Tarot cards are making a big comeback and Dior was first to the party.
Over the past 12 months, sales of tarot cards increased by 30 percent, following a 30 percent rise in 2016, the highest in 50 years, according to Lynn Araujo, the editorial and communications director for U.S Games Systems, which sells hundreds of thousands of the product every year.
Tarot has always held a special place for the house of Dior. The brand’s eponymous founder was deeply superstitious and is said to have had his cards read before each show. Dior’s current creative director, Maria Grazia Chiuri, has woven elements of the tarot into various shows, but it was perhaps most pervasive in her cruise 2018 collection, in which she incorporated images of Motherpeace’s feminist tarot cards on numerous looks. Dior has also opened a number of international pop-up stores where the beautiful illustrations will be on display, alongside pieces from the themed collection.
So what is the appeal of tarot cards and why are we so drawn to them now? Maria Grazia Chiuri explains the importance and power of a growing phenomenon.
Why are tarot cards so important to you this season?
I have explored tarot cards in various collections, their iconography and symbolism. Tarot cards were something that fascinated Monsieur Dior, a material object evoking a spiritual world, and this is why they took root in my imagination. For this collection, I was interested in the work of Niki de Saint Phalle, an extraordinary artist who used the tarot as the inspiration for developing one of her most remarkable works: the Tarot Garden in Tuscany, Italy. A magical place inhabited by huge and fantastical figures, it conditioned my vision and my design choices for this collection.
Studying the tarot cards, I realised that today tarot is associated with occultism, but actually its historical origin lies in a game that unites East and West, and their current iconography is the result of this overlapping and juxtaposition of different cultures. Tarot cards also symbolise bonds – decks were often commissioned from artists for weddings and unions – and stories of life and rebirth. I think of the tarots of Vicki Noble, an artist who created a deck that in itself represents their rebirth into a new life. These are the lesser known aspects that I want to recover.

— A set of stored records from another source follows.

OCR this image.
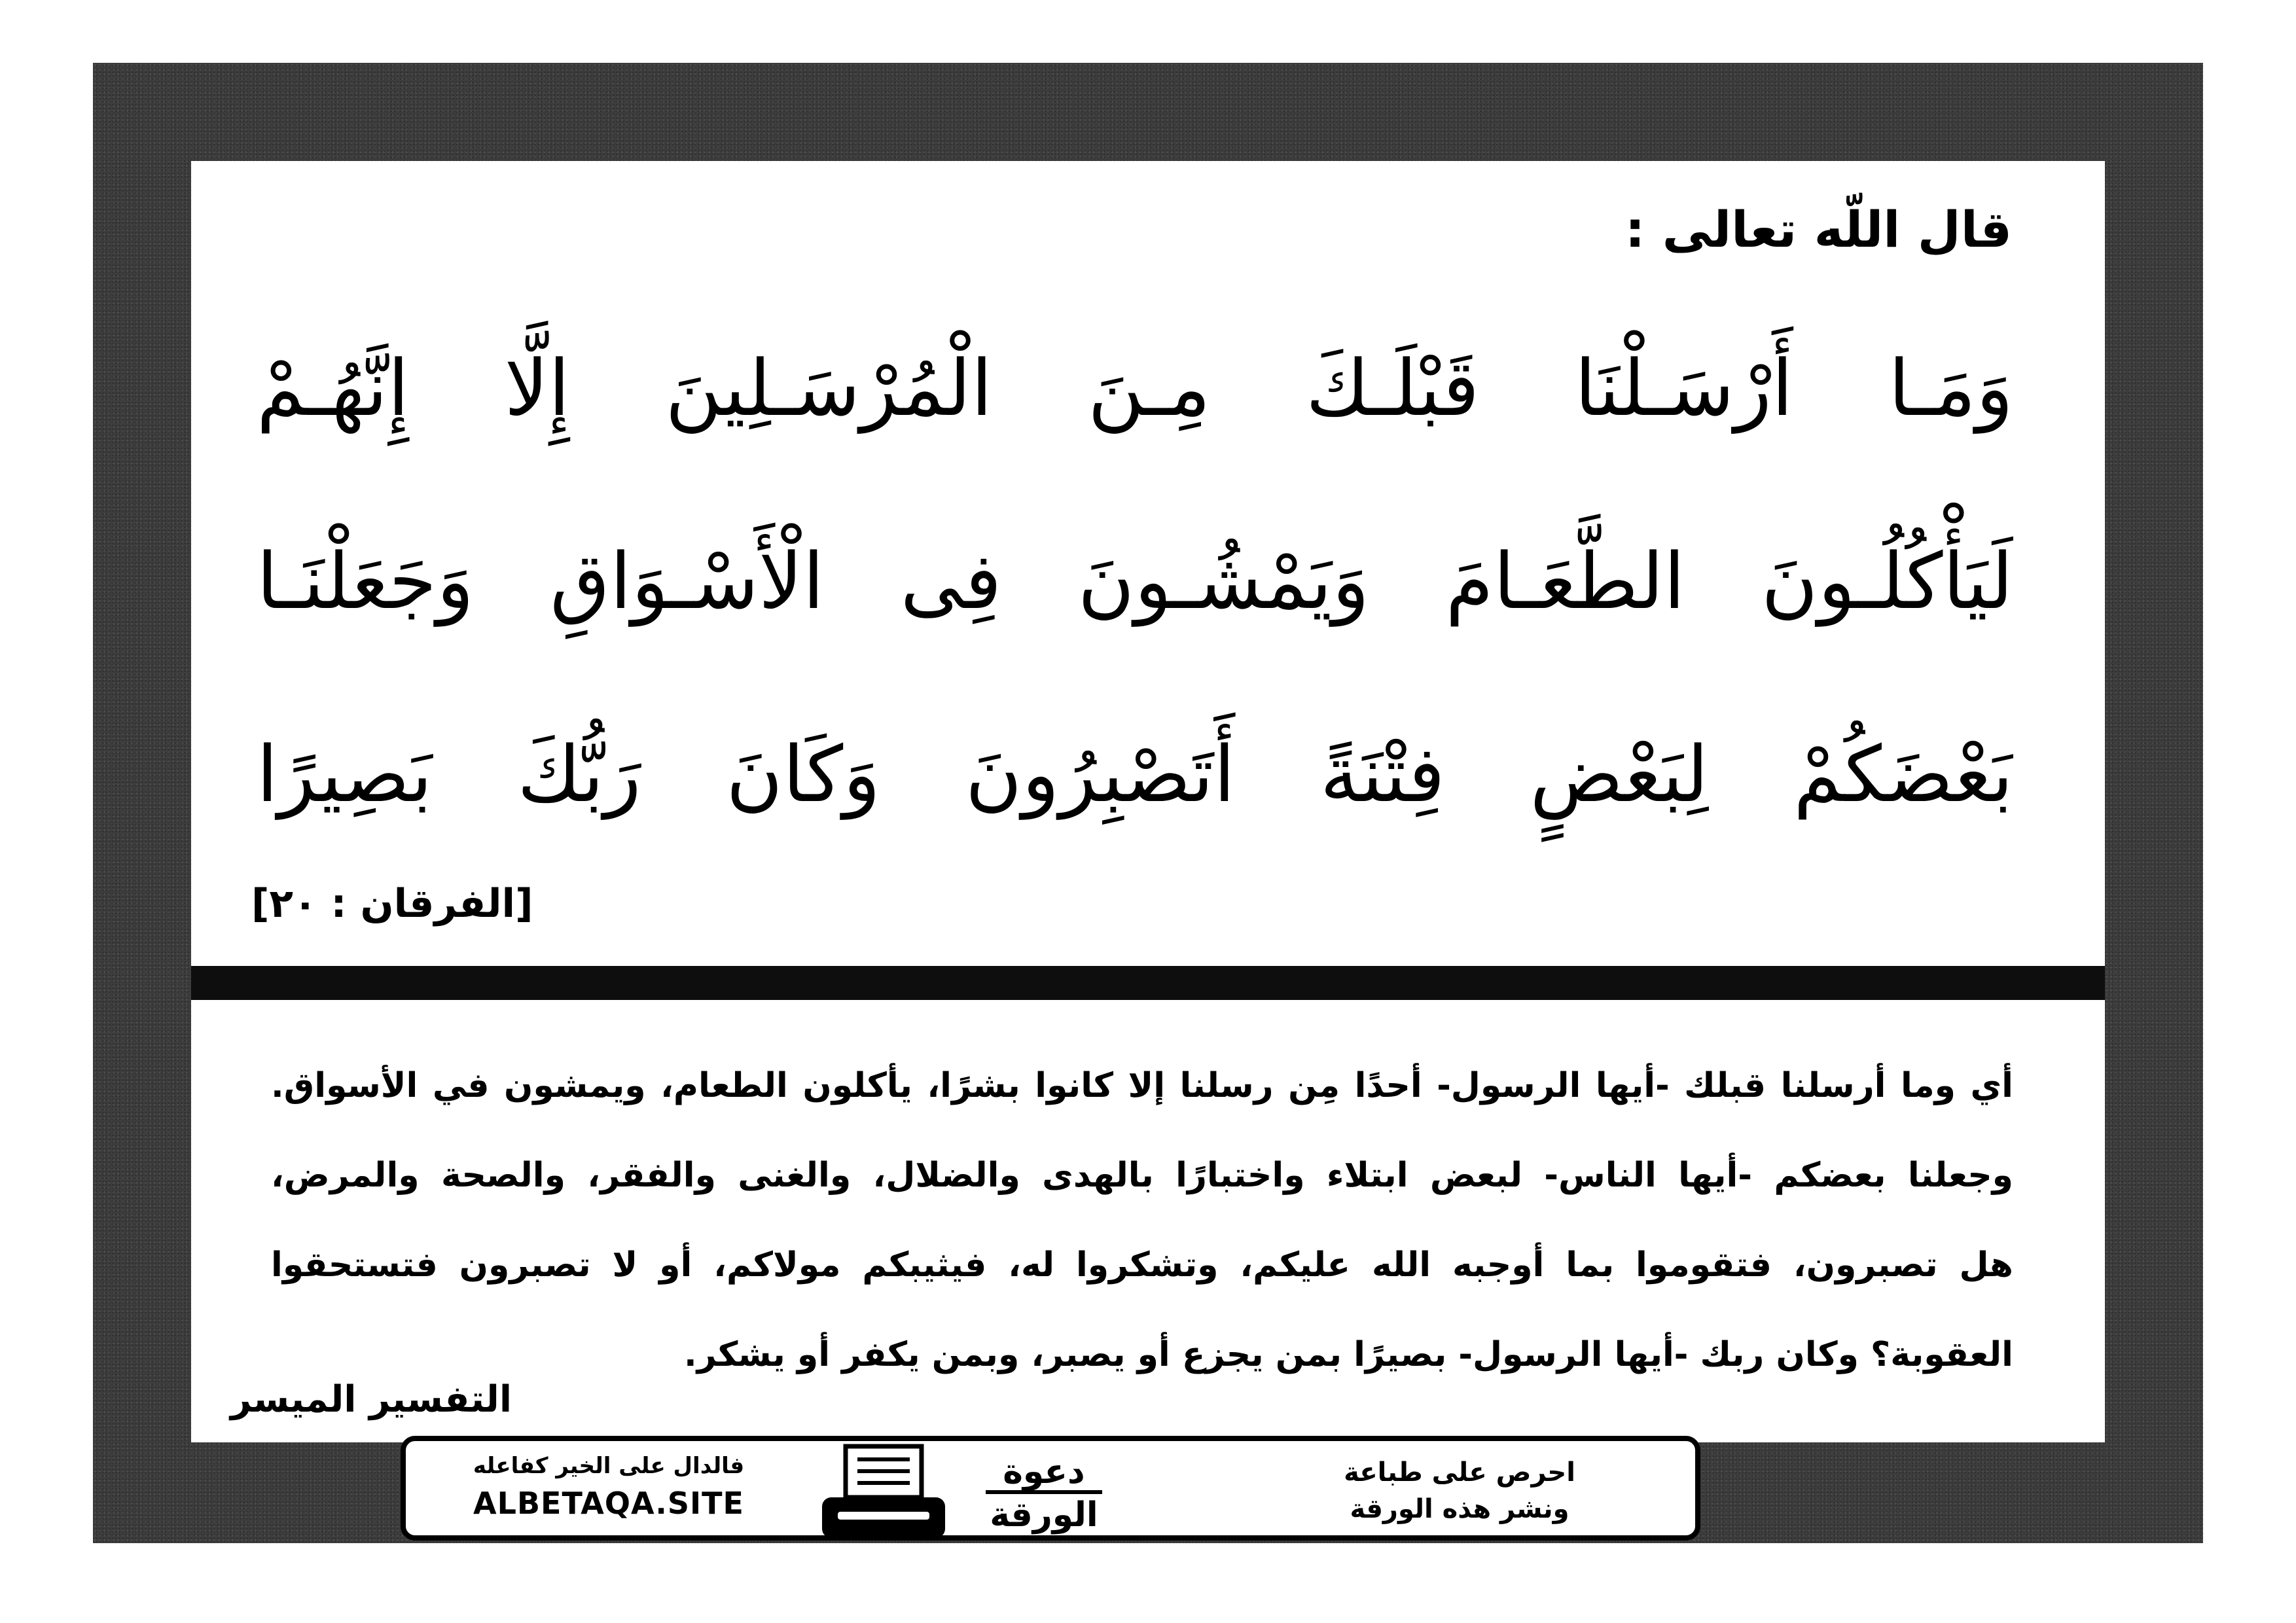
قال اللّه تعالى :
وَمَـا أَرْسَـلْنَا قَبْلَـكَ مِـنَ الْمُرْسَـلِينَ إِلَّا إِنَّهُـمْ
لَيَأْكُلُـونَ الطَّعَـامَ وَيَمْشُـونَ فِى الْأَسْـوَاقِ وَجَعَلْنَـا
بَعْضَكُمْ لِبَعْضٍ فِتْنَةً أَتَصْبِرُونَ وَكَانَ رَبُّكَ بَصِيرًا
[الفرقان : ٢٠]
أي وما أرسلنا قبلك -أيها الرسول- أحدًا مِن رسلنا إلا كانوا بشرًا، يأكلون الطعام، ويمشون في الأسواق.
وجعلنا بعضكم -أيها الناس- لبعض ابتلاء واختبارًا بالهدى والضلال، والغنى والفقر، والصحة والمرض،
هل تصبرون، فتقوموا بما أوجبه الله عليكم، وتشكروا له، فيثيبكم مولاكم، أو لا تصبرون فتستحقوا
العقوبة؟ وكان ربك -أيها الرسول- بصيرًا بمن يجزع أو يصبر، وبمن يكفر أو يشكر.
التفسير الميسر
فالدال على الخير كفاعله
ALBETAQA.SITE
دعوة
الورقة
احرص على طباعة
ونشر هذه الورقة
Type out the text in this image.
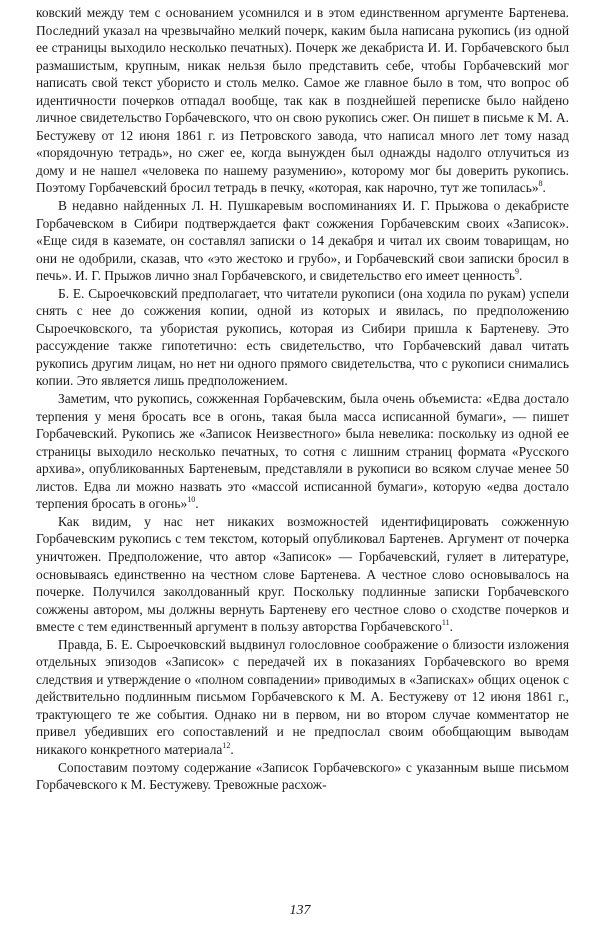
ковский между тем с основанием усомнился и в этом единственном аргументе Бартенева. Последний указал на чрезвычайно мелкий почерк, каким была написана рукопись (из одной ее страницы выходило несколько печатных). Почерк же декабриста И. И. Горбачевского был размашистым, крупным, никак нельзя было представить себе, чтобы Горбачевский мог написать свой текст убористо и столь мелко. Самое же главное было в том, что вопрос об идентичности почерков отпадал вообще, так как в позднейшей переписке было найдено личное свидетельство Горбачевского, что он свою рукопись сжег. Он пишет в письме к М. А. Бестужеву от 12 июня 1861 г. из Петровского завода, что написал много лет тому назад «порядочную тетрадь», но сжег ее, когда вынужден был однажды надолго отлучиться из дому и не нашел «человека по нашему разумению», которому мог бы доверить рукопись. Поэтому Горбачевский бросил тетрадь в печку, «которая, как нарочно, тут же топилась»$^8$.

В недавно найденных Л. Н. Пушкаревым воспоминаниях И. Г. Прыжова о декабристе Горбачевском в Сибири подтверждается факт сожжения Горбачевским своих «Записок». «Еще сидя в каземате, он составлял записки о 14 декабря и читал их своим товарищам, но они не одобрили, сказав, что «это жестоко и грубо», и Горбачевский свои записки бросил в печь». И. Г. Прыжов лично знал Горбачевского, и свидетельство его имеет ценность$^9$.

Б. Е. Сыроечковский предполагает, что читатели рукописи (она ходила по рукам) успели снять с нее до сожжения копии, одной из которых и явилась, по предположению Сыроечковского, та убористая рукопись, которая из Сибири пришла к Бартеневу. Это рассуждение также гипотетично: есть свидетельство, что Горбачевский давал читать рукопись другим лицам, но нет ни одного прямого свидетельства, что с рукописи снимались копии. Это является лишь предположением.

Заметим, что рукопись, сожженная Горбачевским, была очень объемиста: «Едва достало терпения у меня бросать все в огонь, такая была масса исписанной бумаги», — пишет Горбачевский. Рукопись же «Записок Неизвестного» была невелика: поскольку из одной ее страницы выходило несколько печатных, то сотня с лишним страниц формата «Русского архива», опубликованных Бартеневым, представляли в рукописи во всяком случае менее 50 листов. Едва ли можно назвать это «массой исписанной бумаги», которую «едва достало терпения бросать в огонь»$^{10}$.

Как видим, у нас нет никаких возможностей идентифицировать сожженную Горбачевским рукопись с тем текстом, который опубликовал Бартенев. Аргумент от почерка уничтожен. Предположение, что автор «Записок» — Горбачевский, гуляет в литературе, основываясь единственно на честном слове Бартенева. А честное слово основывалось на почерке. Получился заколдованный круг. Поскольку подлинные записки Горбачевского сожжены автором, мы должны вернуть Бартеневу его честное слово о сходстве почерков и вместе с тем единственный аргумент в пользу авторства Горбачевского$^{11}$.

Правда, Б. Е. Сыроечковский выдвинул голословное соображение о близости изложения отдельных эпизодов «Записок» с передачей их в показаниях Горбачевского во время следствия и утверждение о «полном совпадении» приводимых в «Записках» общих оценок с действительно подлинным письмом Горбачевского к М. А. Бестужеву от 12 июня 1861 г., трактующего те же события. Однако ни в первом, ни во втором случае комментатор не привел убедивших его сопоставлений и не предпослал своим обобщающим выводам никакого конкретного материала$^{12}$.

Сопоставим поэтому содержание «Записок Горбачевского» с указанным выше письмом Горбачевского к М. Бестужеву. Тревожные расхож-

137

How superstitious are you? Have you used tarot cards or a clairvoyant personally?
I have never been to a clairvoyant myself. I believe in the possibility that each of us has to define our own future through our choices and our daily work. I’m not interested in knowing the future through the cards. What fascinates me about tarot is the role it can play in exploring one’s inner self, and enabling us to learn more about the remotest parts of ourselves.
Has a tarot card ever revealed something about you that particularly resonated with you?
Although I have never participated in a card reading session, I am interested in the meaning that each card assumes, which changes continuously, in relation to the other cards. One of the works on show at the last Venice Art Biennale by artist Adelita Husni-Bey was also focused on the use of tarot as a tool to investigate one’s spiritual bonds. All the cards bear positive and negative forces, there is no one reading, and keeping opposites together is something that’s very important, especially in today’s world, where events happen with extreme speed, and we are often led to judge things without looking at them from all points of view.
Let’s consider the death card, for example: it’s a scary card, which apparently indicates the end of something. In reality it is an extremely important card because at the very end it communicates the opening, the possibility of renewal, of rebirth. Another interesting card, for example, is the wheel of fortune because it is an allegory of life: sublime uncertainty, but also daily curiosity about new discoveries.
What are the benefits of using them?
I believe that people who turn to tarot do so to be reassured and comforted. Even without believing in divination, ‘playing’ with tarot cards is a wonderful and fascinating way to investigate the deepest parts of our ego. There is always a transcendent force insinuating itself into our daily life, and that influences us without our being aware of it. My tarot reading is spiritual: I think tarots are useful for getting in tune with our ‘inner life’, putting it in communion with the greater themes of human existence. In this way, tarots help us in transcending our everyday life and allow us to open our eyes and become better aware of what is happening around us.
In tarot, there seems to be equal importance between men and women. Is this important to you?
The male and female figures of the tarot have very precise roles, but in the deck they balance very well: in this the tarot is a symbol of equality. Understanding that each card has a particular character, linked to the figure it represents, was very important for me, to identify the most interesting arcana to express my ideas. For example, the lovers card, which depicts a female and a male figure together, shows that love, as a force that ‘moves the sun and the other stars’ — as Dante Alighieri rightly wrote at the end of The Divine Comedy — doesn’t differentiate between man and woman, but rather considers them equal and both fundamental to understanding this force in the real world.
Why do you think tarot cards are so popular now?
I don’t know the precise reason, but it is interesting that people sometimes decide to learn to read the tarot by themselves. For me, this is a sign that many want to symbolically take their destiny back into their own hands, and in this way learn to get to know themselves better, also accepting those parts that are not immediately visible and understandable. I think it’s a way to get in touch with our most hidden aspects.